# [Verkaufe] Diverse PC-Komponenten (E6750, RAM, Giganbyte P35, NZXT-Gehäuse)



## Cpt_Kirk (4. Juli 2012)

*[Verkaufe] Diverse PC-Komponenten (E6750, RAM, Giganbyte P35, NZXT-Gehäuse)*

Hallo allerseits,

ich verkaufe folgende PC-Komponenten: 

Prozessor: Intel Core 2 Duo E6750 (inkl. Kühler) *(30€*)
Mainboard: Gigabyte GA-P35-DS3P  *(40€)*
RAM: 2x GEIL 2GB CL5 PC6400 *(40€*) + 2x G.SKILL 1GB CL5 PC6400 *(20€*)
Gehäuse: NZXT HU-001-B schwarz, schallgedämmt (*50€)*
Laufwerk: LG - DVD Reader (Kostenlose Beigabe bei Abnahme aller Komponenten)

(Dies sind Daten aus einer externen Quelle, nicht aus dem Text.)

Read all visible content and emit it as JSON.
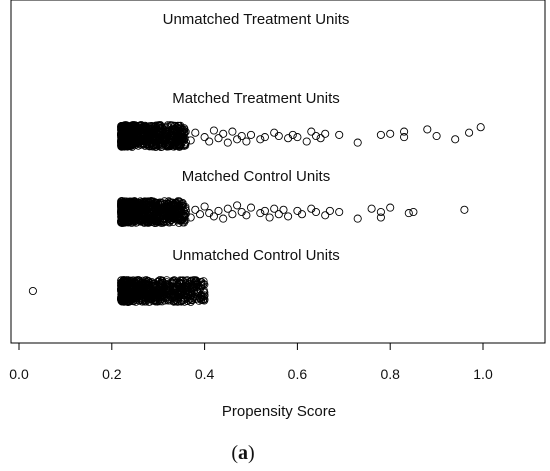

Bei Abnahme aller Komponenten würde ich einen Paketpreis von 150€ machen. Bilder sind auf Anfrage verfügbar.
Am liebsten wäre mir eine Abholung in / um Berlin. Versand geht auch, aber dann zu lasten des Käufers.


----------